The common framework for selection driven speciation presented by Feder et al. (2013) is in striking contrast to the highly non-parallel opportunistic process envisaged by Björklund (2013) in which every hybridisation event is unique, with unpredictable outcome. Hybridization undoubtedly does have highly variable outcomes (Svensson, 2013), with much of the variation dependent on factors other than hybrid fitness (Rosenthal, 2013). That some of this variation is among individuals within interacting populations is a critical point, underlying important consequences such as the Stam effect (Stam, 1983).
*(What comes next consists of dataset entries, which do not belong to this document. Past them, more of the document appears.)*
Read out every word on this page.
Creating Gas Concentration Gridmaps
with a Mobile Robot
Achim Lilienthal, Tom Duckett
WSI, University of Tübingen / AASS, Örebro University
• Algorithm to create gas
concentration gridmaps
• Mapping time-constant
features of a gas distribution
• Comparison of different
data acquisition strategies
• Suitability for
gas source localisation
Learning may contribute to this variation and Svensson's (2013) point that it is more likely to be influenced by direct than by indirect fitness effects is a valuable insight. Sætre (2013) argues that hybridization generates much variation that is not captured (one might almost say that it is wilfully ignored) by focusing on the species as the unit of diversity. This complexity means that there is much to do, but also different ways of seeing the task ahead. It may be that the outcome of particular population interactions will never be predictable but there remains the potential to find general patterns and this should be the focus of research on hybridization, as it should be for speciation more generally (Butlin et al., 2012).